不得不认,宏音于人性忖度之准,当真无出其右。
听雨阁内水声潺潺,光透过琉璃水壁折成摇曳的波纹,在宏音低垂的侧脸上明明灭灭。我又问起他为何对红绡茶这么上心。他沉默良久,指尖无意识地轻叩着古籍泛黄的页缘。
“以我对草木与水性的了解,这树本就透着古怪。”宏音声音沉缓,“其次,从有毒的澜歌树母株上培育出的变种……必藏蹊跷。”
听到此处,我不由庆幸自己从未碰过那红绡茶。宏音却又道,单论茶汤本身,倒无异状——确由红绡树的花叶所制,无毒无害,亦具强身健体之效,于修行确有裨益。
“这便是我困惑之处。”宏音轻叹一声,抬眼望来,“总需有个合理的解释才行。”顿了顿,他语气微转,“怎的今日帝君不需你随侍在侧?”
“碎蝶又恢复了往日的荣宠,我这个小八有些多余了。”
宏音唇角微弯,伸手轻轻揽过我的肩头,“正好。那便在听雨阁陪我读会儿书罢。”
我找了个能晒到暖阳的角落,窝进软枕堆里,随手翻起了宏音上任以来积存的奏报。
当我连翻三篇都瞅到主角竟都是星允时,连忙把尾巴晃醒,叫他一起来看惊天大八卦。
“让我瞅瞅,星允这个王八蛋,终于到了被落井下石的地步了!”尾巴紧紧贴着巴掌大的云雾屏,开始逐条读起了众上仙声讨星允的奏报。
罪状一:星允百年来,以心术代天道,以私欲乱纲常!其纵容党羽把持仙籍升降,凡阿附者便得擢升,清正者反遭贬黜,致使仙庭清浊颠倒,风气日下。
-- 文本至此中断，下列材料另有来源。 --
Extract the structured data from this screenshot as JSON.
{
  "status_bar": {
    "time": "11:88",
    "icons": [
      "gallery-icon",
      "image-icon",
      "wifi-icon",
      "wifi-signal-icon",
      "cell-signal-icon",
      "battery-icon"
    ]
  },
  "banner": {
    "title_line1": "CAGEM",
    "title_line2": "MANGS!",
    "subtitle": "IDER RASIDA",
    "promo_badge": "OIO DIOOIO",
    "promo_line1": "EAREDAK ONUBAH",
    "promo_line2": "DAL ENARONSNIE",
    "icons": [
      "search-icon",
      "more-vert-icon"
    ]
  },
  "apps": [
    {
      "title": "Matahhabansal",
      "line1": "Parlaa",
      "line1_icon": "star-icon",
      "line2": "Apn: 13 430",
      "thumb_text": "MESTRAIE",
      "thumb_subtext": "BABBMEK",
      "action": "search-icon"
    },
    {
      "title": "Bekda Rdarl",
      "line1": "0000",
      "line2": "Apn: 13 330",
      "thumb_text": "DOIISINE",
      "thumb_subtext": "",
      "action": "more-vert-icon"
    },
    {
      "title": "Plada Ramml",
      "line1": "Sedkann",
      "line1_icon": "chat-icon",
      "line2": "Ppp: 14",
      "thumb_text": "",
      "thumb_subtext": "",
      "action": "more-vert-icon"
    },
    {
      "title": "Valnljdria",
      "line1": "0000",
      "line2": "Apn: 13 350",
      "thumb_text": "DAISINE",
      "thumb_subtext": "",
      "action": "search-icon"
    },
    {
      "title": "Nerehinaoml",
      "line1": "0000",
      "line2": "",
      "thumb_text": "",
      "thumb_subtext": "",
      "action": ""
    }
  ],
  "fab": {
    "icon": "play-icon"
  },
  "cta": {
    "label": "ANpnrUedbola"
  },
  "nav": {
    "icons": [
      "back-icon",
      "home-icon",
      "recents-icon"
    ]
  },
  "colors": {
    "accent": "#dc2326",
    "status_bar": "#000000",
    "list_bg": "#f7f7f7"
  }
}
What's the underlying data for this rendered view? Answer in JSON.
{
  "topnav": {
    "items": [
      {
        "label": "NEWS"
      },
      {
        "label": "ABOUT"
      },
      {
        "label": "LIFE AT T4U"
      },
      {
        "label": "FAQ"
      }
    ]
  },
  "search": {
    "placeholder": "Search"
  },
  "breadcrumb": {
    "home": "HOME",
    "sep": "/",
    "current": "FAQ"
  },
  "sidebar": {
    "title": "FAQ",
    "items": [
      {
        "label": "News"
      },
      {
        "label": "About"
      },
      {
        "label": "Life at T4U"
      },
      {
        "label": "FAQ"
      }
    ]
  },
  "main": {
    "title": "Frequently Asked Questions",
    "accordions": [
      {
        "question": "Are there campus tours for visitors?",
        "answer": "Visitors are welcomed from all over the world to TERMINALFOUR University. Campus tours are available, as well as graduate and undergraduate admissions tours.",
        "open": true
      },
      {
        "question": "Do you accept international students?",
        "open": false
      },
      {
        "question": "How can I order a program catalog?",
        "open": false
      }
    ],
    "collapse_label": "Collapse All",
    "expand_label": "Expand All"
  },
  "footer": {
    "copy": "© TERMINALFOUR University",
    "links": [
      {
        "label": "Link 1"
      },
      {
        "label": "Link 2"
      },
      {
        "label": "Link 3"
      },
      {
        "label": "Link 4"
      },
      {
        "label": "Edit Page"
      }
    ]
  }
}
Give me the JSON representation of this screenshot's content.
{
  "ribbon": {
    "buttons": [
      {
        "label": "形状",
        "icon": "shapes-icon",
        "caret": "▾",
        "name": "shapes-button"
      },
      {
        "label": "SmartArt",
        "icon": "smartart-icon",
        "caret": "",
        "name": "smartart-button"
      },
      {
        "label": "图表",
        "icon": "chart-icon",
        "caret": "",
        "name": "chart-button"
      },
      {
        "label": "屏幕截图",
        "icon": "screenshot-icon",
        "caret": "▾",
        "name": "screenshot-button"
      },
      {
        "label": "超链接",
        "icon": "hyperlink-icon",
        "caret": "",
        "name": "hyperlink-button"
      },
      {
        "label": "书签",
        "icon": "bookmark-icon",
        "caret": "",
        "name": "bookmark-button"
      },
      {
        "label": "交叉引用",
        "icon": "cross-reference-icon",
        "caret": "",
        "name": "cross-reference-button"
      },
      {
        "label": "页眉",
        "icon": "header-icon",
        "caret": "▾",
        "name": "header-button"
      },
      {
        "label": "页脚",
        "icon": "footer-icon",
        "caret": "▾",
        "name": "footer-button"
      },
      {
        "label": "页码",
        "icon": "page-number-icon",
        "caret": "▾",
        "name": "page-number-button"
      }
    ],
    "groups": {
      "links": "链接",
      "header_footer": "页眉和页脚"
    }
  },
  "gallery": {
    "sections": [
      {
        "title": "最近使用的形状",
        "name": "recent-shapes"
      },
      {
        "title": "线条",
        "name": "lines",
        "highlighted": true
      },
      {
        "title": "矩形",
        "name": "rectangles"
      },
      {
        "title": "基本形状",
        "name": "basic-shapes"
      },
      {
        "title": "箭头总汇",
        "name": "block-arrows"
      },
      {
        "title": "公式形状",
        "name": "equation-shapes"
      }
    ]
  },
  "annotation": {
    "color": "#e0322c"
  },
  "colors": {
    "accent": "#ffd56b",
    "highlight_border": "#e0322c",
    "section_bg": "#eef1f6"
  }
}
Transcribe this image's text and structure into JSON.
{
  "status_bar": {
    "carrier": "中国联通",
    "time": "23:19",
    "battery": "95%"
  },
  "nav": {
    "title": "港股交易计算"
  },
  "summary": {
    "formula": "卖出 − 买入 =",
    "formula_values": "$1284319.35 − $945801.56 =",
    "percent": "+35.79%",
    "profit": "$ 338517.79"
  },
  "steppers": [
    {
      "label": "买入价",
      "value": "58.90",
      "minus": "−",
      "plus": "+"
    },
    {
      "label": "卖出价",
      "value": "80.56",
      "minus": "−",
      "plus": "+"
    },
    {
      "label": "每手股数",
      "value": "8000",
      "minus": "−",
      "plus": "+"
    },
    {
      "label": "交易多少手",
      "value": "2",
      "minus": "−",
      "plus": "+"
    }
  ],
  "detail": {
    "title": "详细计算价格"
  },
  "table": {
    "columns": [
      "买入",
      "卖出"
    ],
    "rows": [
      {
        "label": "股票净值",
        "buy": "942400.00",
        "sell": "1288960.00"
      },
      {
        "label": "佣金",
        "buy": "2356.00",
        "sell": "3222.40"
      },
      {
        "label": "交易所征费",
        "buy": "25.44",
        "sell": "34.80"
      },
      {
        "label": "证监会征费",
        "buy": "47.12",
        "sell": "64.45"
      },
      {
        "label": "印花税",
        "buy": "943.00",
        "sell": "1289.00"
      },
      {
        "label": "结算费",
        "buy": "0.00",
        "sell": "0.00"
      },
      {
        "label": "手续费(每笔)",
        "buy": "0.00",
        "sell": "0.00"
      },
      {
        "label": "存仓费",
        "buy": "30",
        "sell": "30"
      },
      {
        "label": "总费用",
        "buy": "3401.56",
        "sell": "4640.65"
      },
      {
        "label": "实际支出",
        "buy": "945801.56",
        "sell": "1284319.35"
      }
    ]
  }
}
罪状二:星允借整顿、评价洞天之名,行巧取豪夺之实——极北冥海之境原渟族洞渊,如今皆改姓‘星’门私产,私采渟冥铁,铸炉炼丹,更迫未湖之民充为苦役,哀声动天。振岳携先任人君舒仲泣血之信呈于仙宫,竟遭星允中途截留,隐匿不报。此人假帝君之威名,行祸乱仙界之实,此乃蛀空仙界根基、动摇山河之重罪!